题解【POJ2955】Brackets

Description

We give the following inductive definition of a “regular brackets” sequence:

the empty sequence is a regular brackets sequence,
if s is a regular brackets sequence, then (s) and [s] are regular brackets sequences, and
if a and b are regular brackets sequences, then ab is a regular brackets sequence.
no other sequence is a regular brackets sequence

For instance, all of the following character sequences are regular brackets sequences:

(), [], (()), ()[], ()[()]

while the following character sequences are not:

 (, ], )(, ([)], ([(]

Given a brackets sequence of characters $a_{1}a_{2} … a_{n}$, your goal is to find the length of the longest regular brackets sequence that is a subsequence of $s$. That is, you wish to find the largest m such that for indices $i_{1}, i_{2}, …, i_{m}$ where $1 ≤ i_{1} < i_{2} < … < i_{m} ≤ n, a_{i1}a_{i2} … a_{im}$ is a regular brackets sequence.

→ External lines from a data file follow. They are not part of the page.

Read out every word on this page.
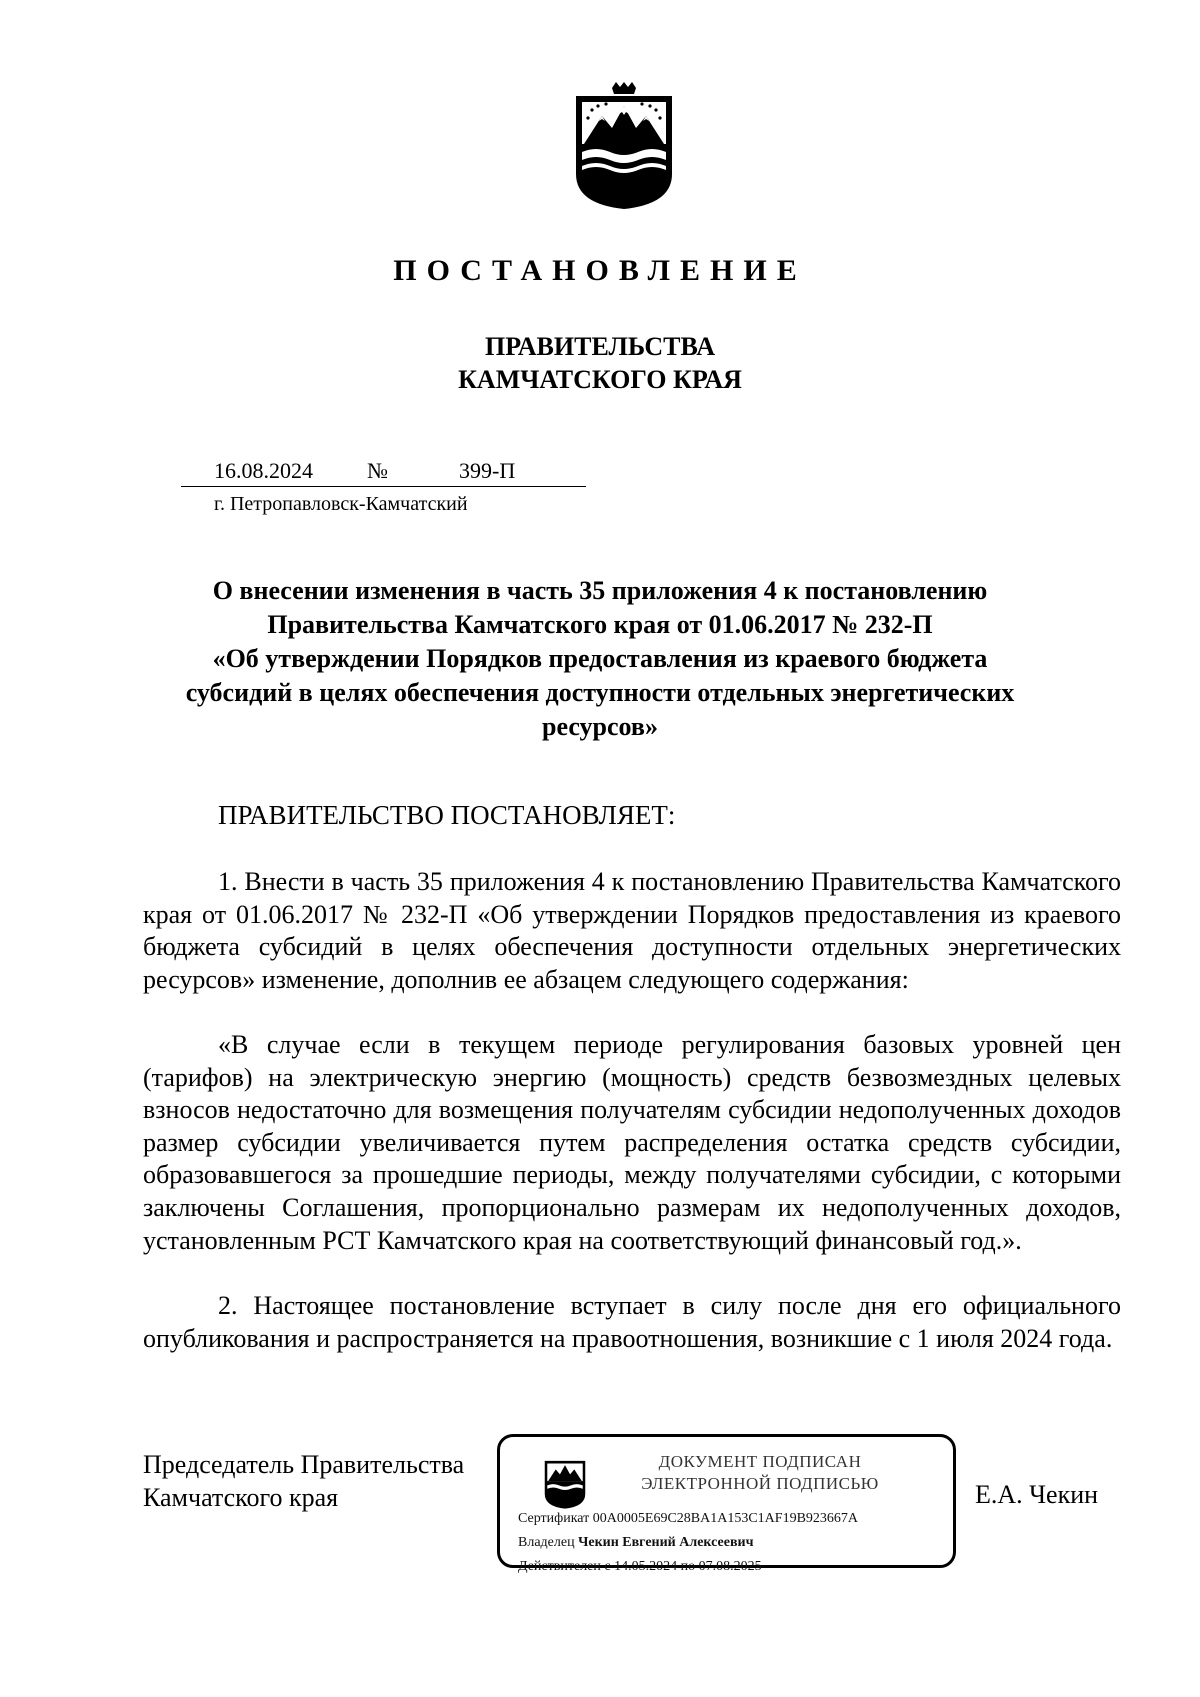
ПОСТАНОВЛЕНИЕ
ПРАВИТЕЛЬСТВА
КАМЧАТСКОГО КРАЯ
16.08.2024 №	399-П
г. Петропавловск-Камчатский
О внесении изменения в часть 35 приложения 4 к постановлению
Правительства Камчатского края от 01.06.2017 № 232-П
«Об утверждении Порядков предоставления из краевого бюджета
субсидий в целях обеспечения доступности отдельных энергетических
ресурсов»
ПРАВИТЕЛЬСТВО ПОСТАНОВЛЯЕТ:

1. Внести в часть 35 приложения 4 к постановлению Правительства Камчатского края от 01.06.2017 № 232-П «Об утверждении Порядков предоставления из краевого бюджета субсидий в целях обеспечения доступности отдельных энергетических ресурсов» изменение, дополнив ее абзацем следующего содержания:

«В случае если в текущем периоде регулирования базовых уровней цен (тарифов) на электрическую энергию (мощность) средств безвозмездных целевых взносов недостаточно для возмещения получателям субсидии недополученных доходов размер субсидии увеличивается путем распределения остатка средств субсидии, образовавшегося за прошедшие периоды, между получателями субсидии, с которыми заключены Соглашения, пропорционально размерам их недополученных доходов, установленным РСТ Камчатского края на соответствующий финансовый год.».

2. Настоящее постановление вступает в силу после дня его официального опубликования и распространяется на правоотношения, возникшие с 1 июля 2024 года.

Председатель Правительства
Камчатского края	Е.А. Чекин
ДОКУМЕНТ ПОДПИСАН
ЭЛЕКТРОННОЙ ПОДПИСЬЮ
Сертификат 00A0005E69C28BA1A153C1AF19B923667A
Владелец Чекин Евгений Алексеевич
Действителен с 14.05.2024 по 07.08.2025
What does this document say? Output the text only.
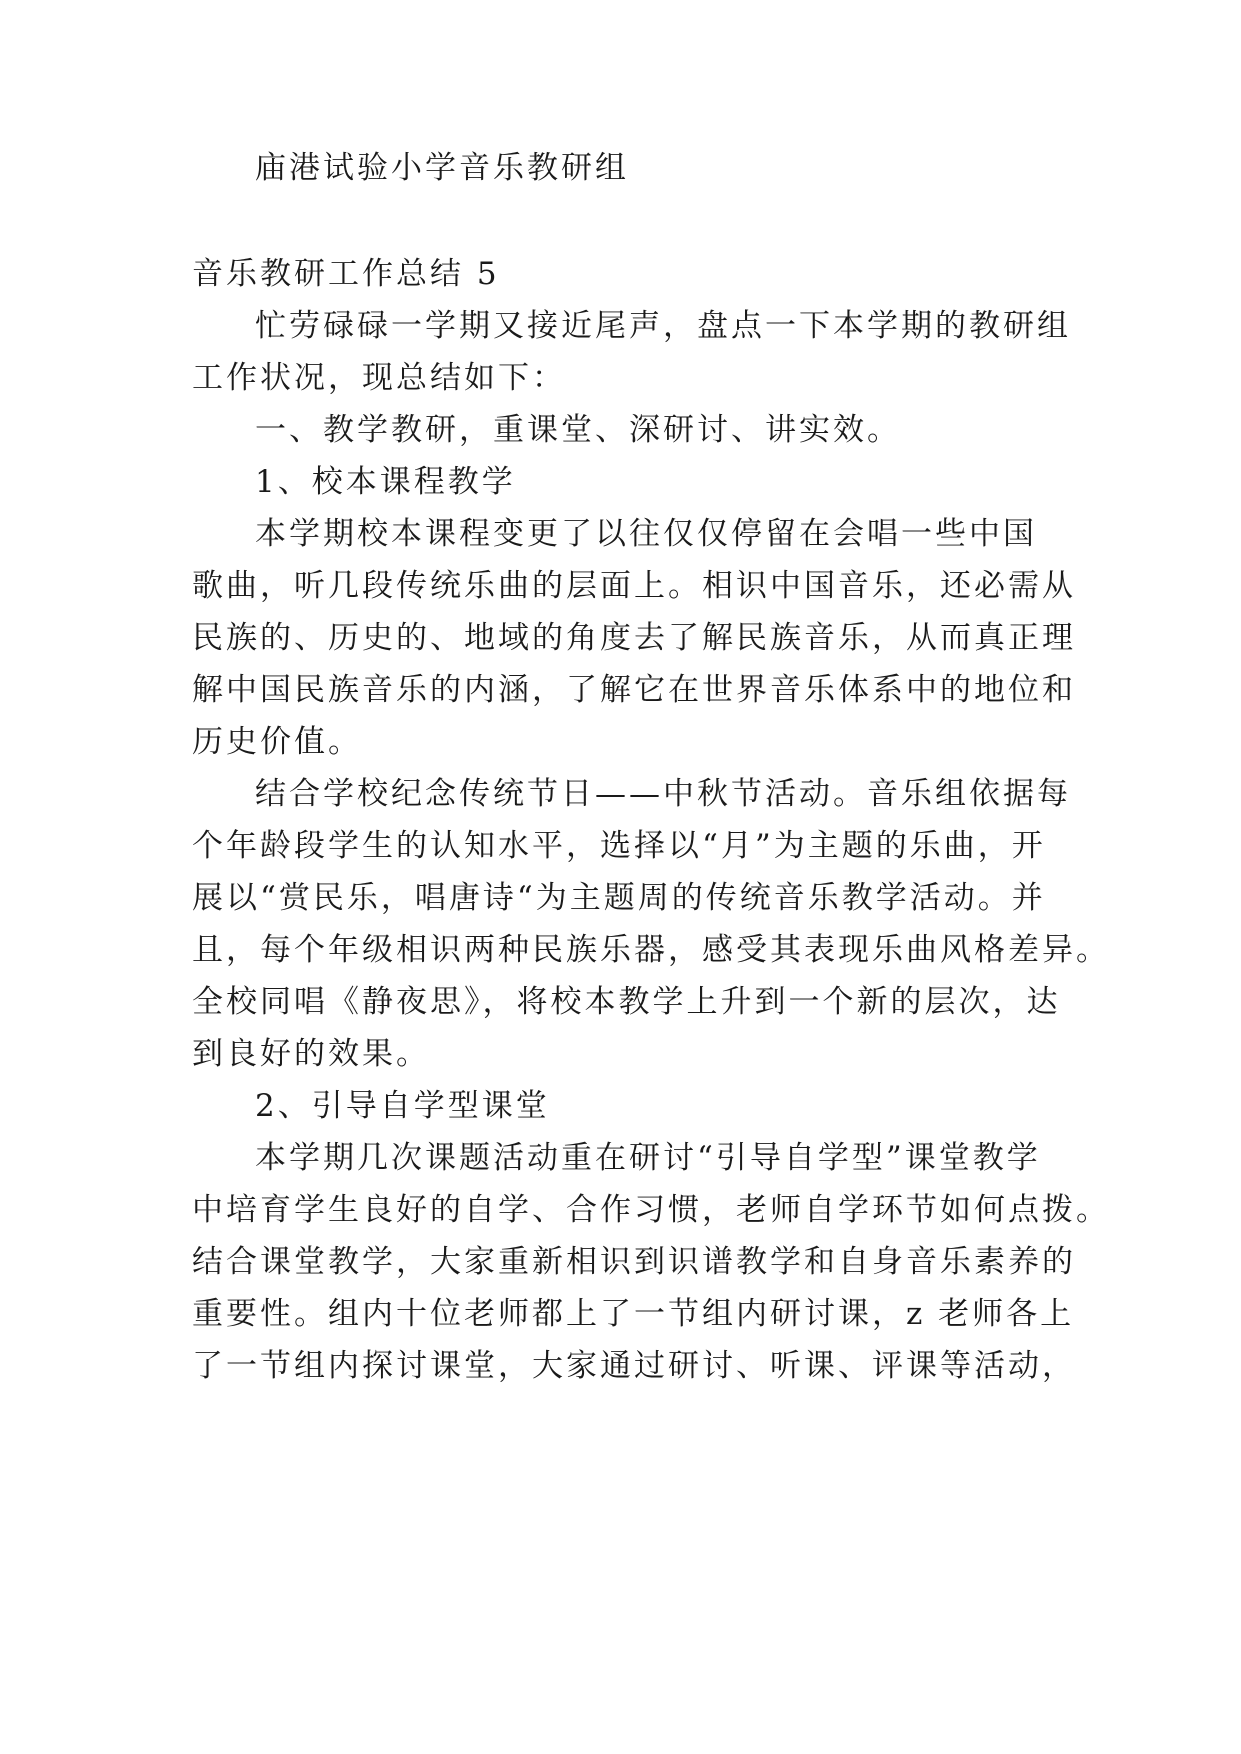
庙港试验小学音乐教研组
音乐教研工作总结 5
忙劳碌碌一学期又接近尾声，盘点一下本学期的教研组
工作状况，现总结如下：
一、教学教研，重课堂、深研讨、讲实效。
1、校本课程教学
本学期校本课程变更了以往仅仅停留在会唱一些中国
歌曲，听几段传统乐曲的层面上。相识中国音乐，还必需从
民族的、历史的、地域的角度去了解民族音乐，从而真正理
解中国民族音乐的内涵，了解它在世界音乐体系中的地位和
历史价值。
结合学校纪念传统节日——中秋节活动。音乐组依据每
个年龄段学生的认知水平，选择以“月”为主题的乐曲，开
展以“赏民乐，唱唐诗“为主题周的传统音乐教学活动。并
且，每个年级相识两种民族乐器，感受其表现乐曲风格差异。
全校同唱《静夜思》，将校本教学上升到一个新的层次，达
到良好的效果。
2、引导自学型课堂
本学期几次课题活动重在研讨“引导自学型”课堂教学
中培育学生良好的自学、合作习惯，老师自学环节如何点拨。
结合课堂教学，大家重新相识到识谱教学和自身音乐素养的
重要性。组内十位老师都上了一节组内研讨课，z 老师各上
了一节组内探讨课堂，大家通过研讨、听课、评课等活动，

Given the initial sequence ([([]])], the longest regular brackets subsequence is [([])].

Input

The input test file will contain multiple test cases. Each input test case consists of a single line containing only the characters (, ), [, and ]; each input test will have length between $1$ and $100$, inclusive. The end-of-file is marked by a line containing the word "end" and should not be processed.

Output

For each input case, the program should print the length of the longest possible regular brackets subsequence on a single line.

Sample Input

((()))

()()()

([]])

)[)(

([][][)

end

Sample Output

Source

Stanford Local 2004

Solution

题意简述：给出一个的只有'(',')','[',']'四种括号组成的字符串，求最多有多少个括号满足题目里所描述的完全匹配。

本题考察了区间DP，可以称为是区间DP的模板题。

区间DP的板子(来源：https://blog.csdn.net/qq_40772692/article/details/80183248)：

for (int len = 1; len <= n; len++)//枚举长度

{

    for (int j = 1; j + len <= n + 1; j++)//枚举起点，ends<=n

    {

        int ends = j + len - 1;

        for (int i = j; i < ends; i++)//枚举分割点，更新小区间最优解

        {

            dp[j][ends] = min(dp[j][ends], dp[j][i] + dp[i + 1][ends] + something);

        }

    }

}

令$dp[i][j]$为区间$i$~$j$中最长合法序列的长度。

首先，可以直接判断输入的字符串的第$i$位和第$j$位是否匹配，如果能成功匹配，就更新$dp[i][j] = dp[i + 1][j - 1] + 2$。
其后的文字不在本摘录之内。